I remember songs. The women return from the fields singing songs. The sun is setting over the horizon, and from behind the hill, drawn-out singing reaches us:

It’s time to go home. It’s time.

Twilight is upon us…

I run to meet the song—there is my mama, I hear her voice. Mama picks me up, I embrace her tightly around the neck, jump back down and run ahead, and the song catches up, filling the entire world around me—and it’s so joyful, so good!

After such a happy childhood…suddenly…all at once—war!

My father went off in the early days…He was assigned to work in the underground. He didn’t live at home, because everyone here knew him. He came home only at night.

One day I heard him talking with my mother.

“We blew up a German truck on the road near…”

I coughed on the stove, my parents were startled.

“Nobody must know about this, dear daughter,” they warned me.

I started being afraid of the night. Father comes to us at night, and the fascists find out and take away our papa, whom I love so much.

I always waited for him. I would climb to the farthest corner of our big stove, hugging my grandmother, but I was afraid to fall asleep, and if I did, I kept waking up. A storm howled through the chimney, the damper trembled and clanked. I had one thing in mind: don’t oversleep and miss papa.

Suddenly it seemed to me that it wasn’t a storm howling, but my mother crying. I had a fever. Typhus.

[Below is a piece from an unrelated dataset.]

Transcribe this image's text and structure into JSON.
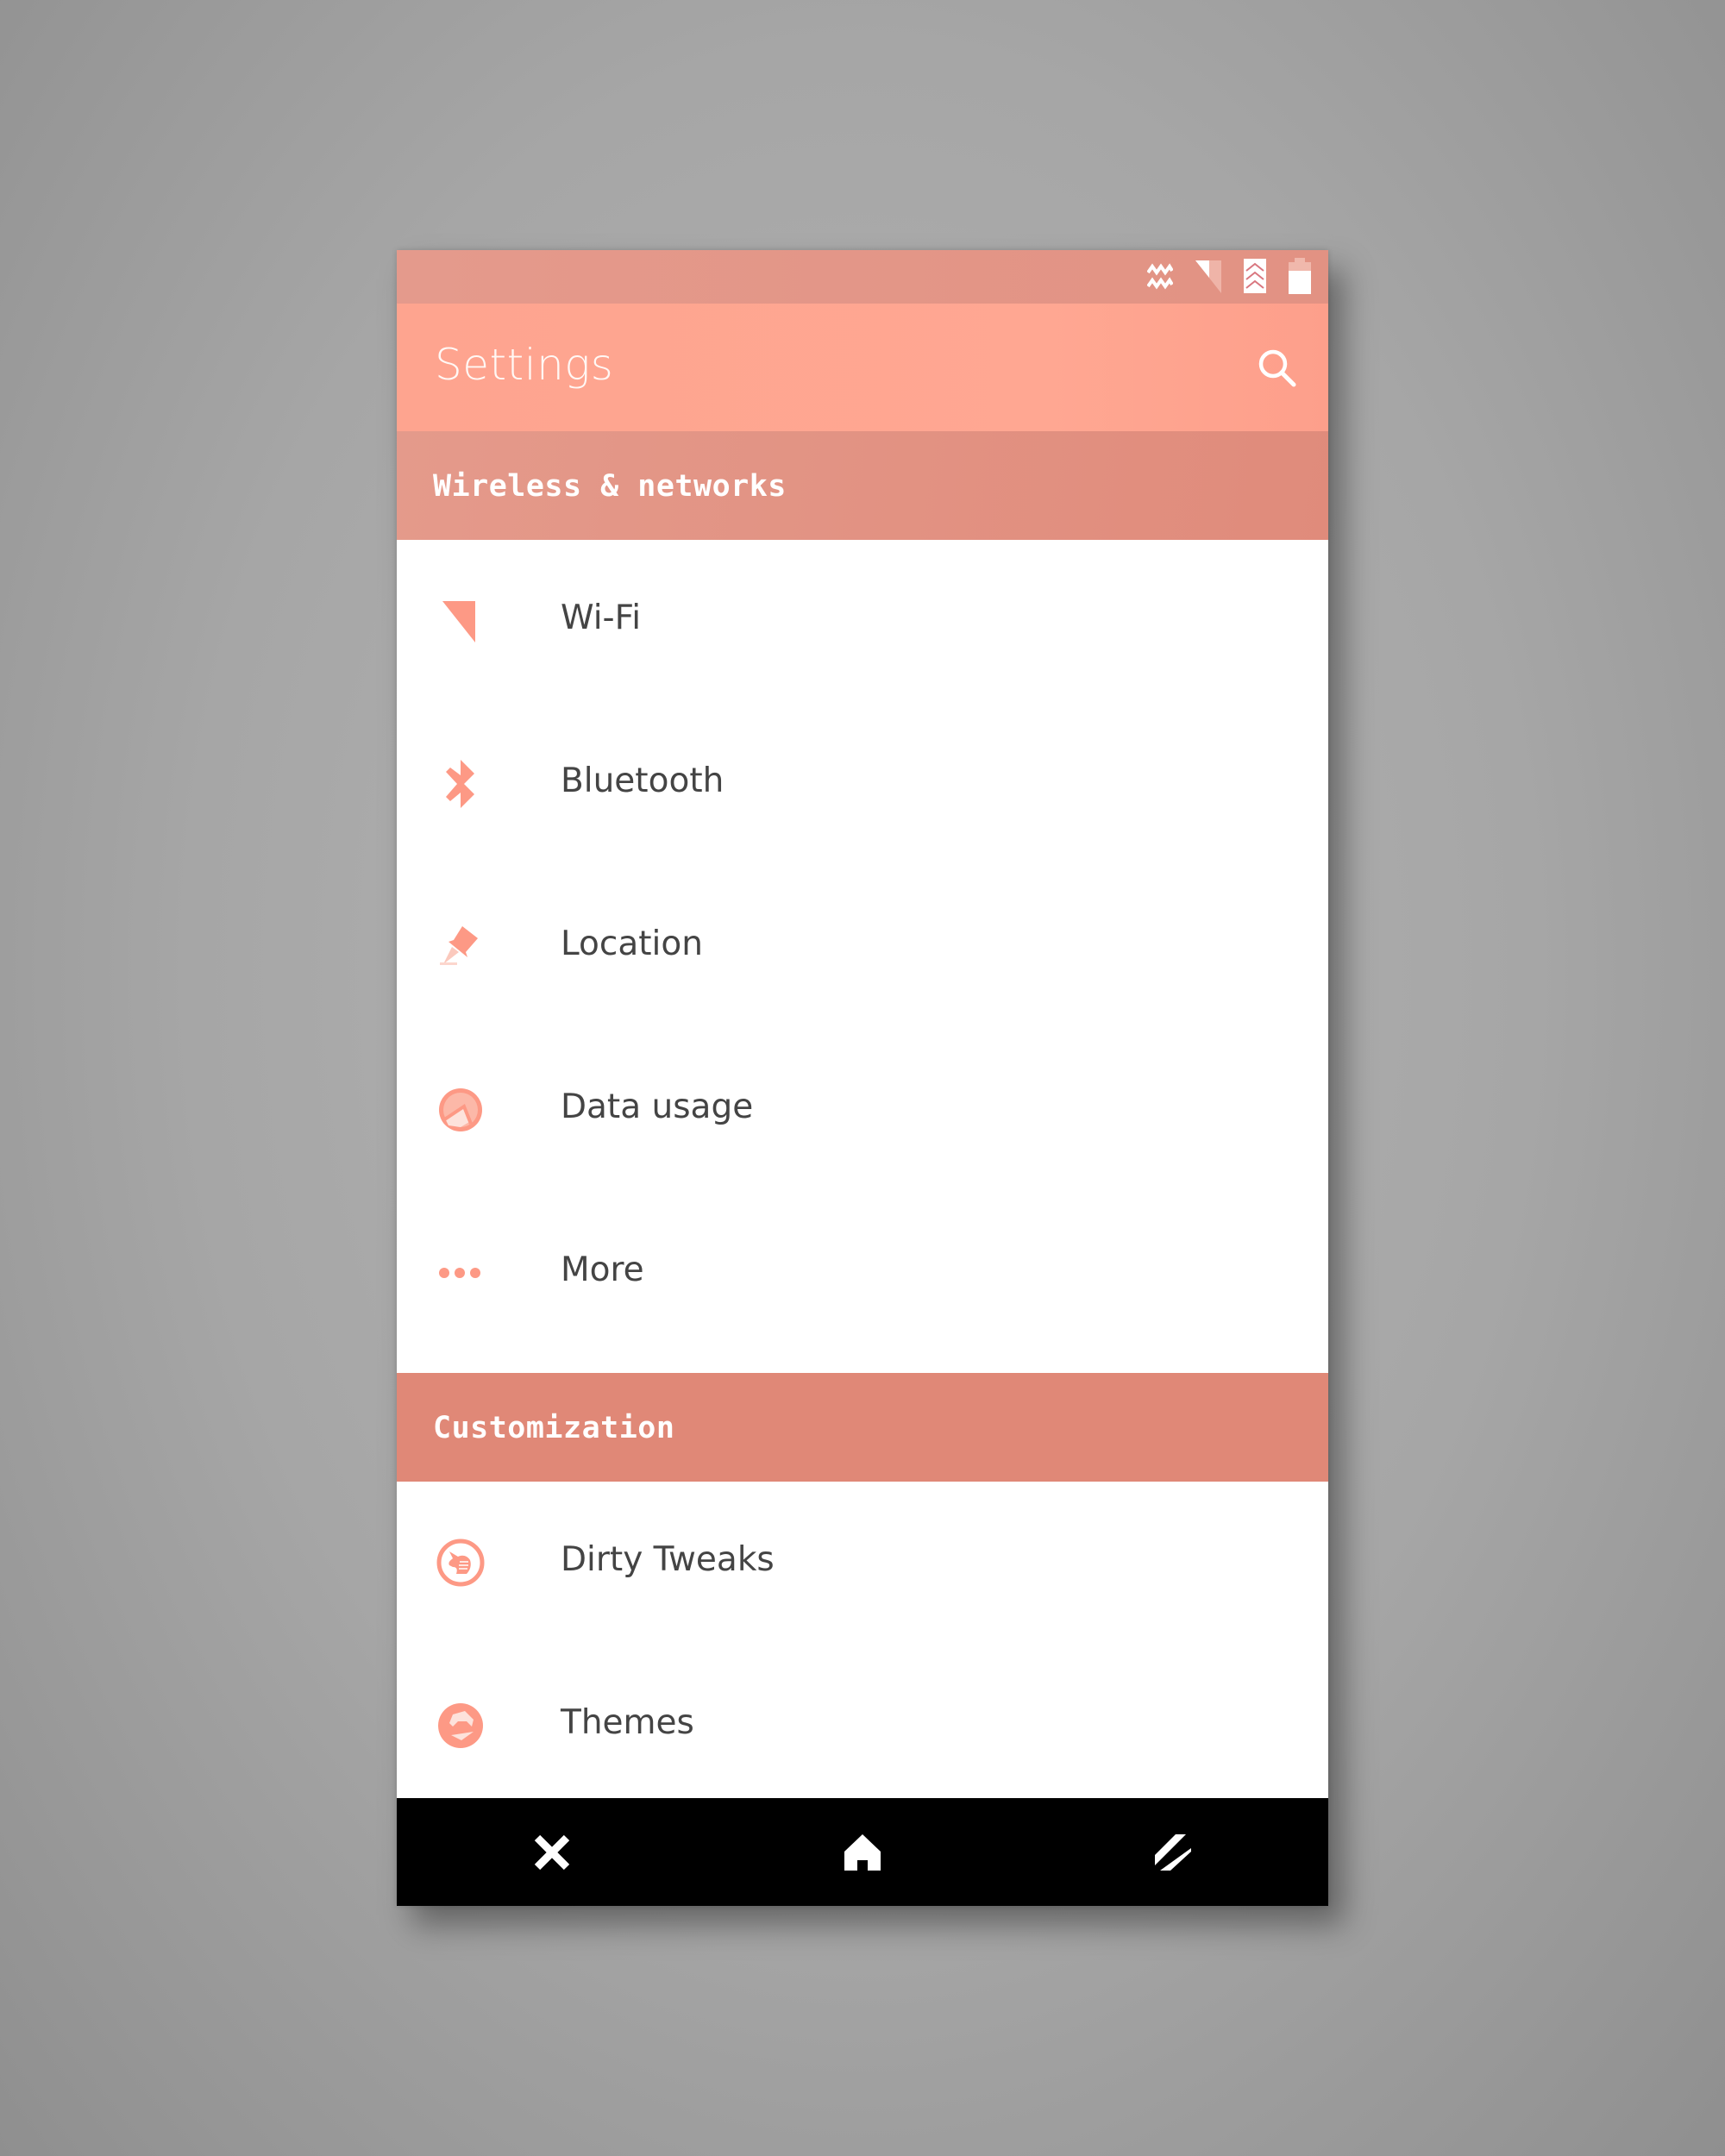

My father came back late at night. I was the first to hear him, and I called to my grandmother. My father was cold, and I was burning hot. He sat by my side and couldn’t leave. Weary, aged, but my own, my very own. There was unexpected knocking at the door. Loud knocking. My father didn’t even have time to slip on his coat. Polizei broke into the house. They pushed him outside. I went after him, he reached out for me, but they hit his hands with their guns. They beat him on the head. I ran after him barefoot through the snow as far as the river and shouted, “Papa! Dear papa…” My grandmother was wailing in the house: “And where is God? Where is He hiding?”

My father was killed…

My grandmother couldn’t bear such grief. She cried more and more softly, and after two weeks she died at night, on the stove. I was sleeping next to her and held her in my arms, dead. There was no one left in the house; my mother and brother were hiding in a neighbor’s house.

After my father’s death, my mother, too, became quite different. She never left the house. She only talked about my father, and got tired quickly, though before the war she had been a Stakhanovite, always the very best.* She didn’t notice me, though I always tried to catch her attention. To gladden her somehow. But she brightened up only when we remembered papa.

I remember how happy women came running: “A boy from the nearby village has been sent on horseback—the war is over. Our men will come home soon.”

My mother collapsed on the clean floor that I had just washed…

* A Stakhanovite was a follower of the example of Alexei Stakhanov (1906–1977), a coal miner who in less than six hours dug fourteen times his daily quota of coal. The Stakhanovite movement started in 1935, and the title was highly honored.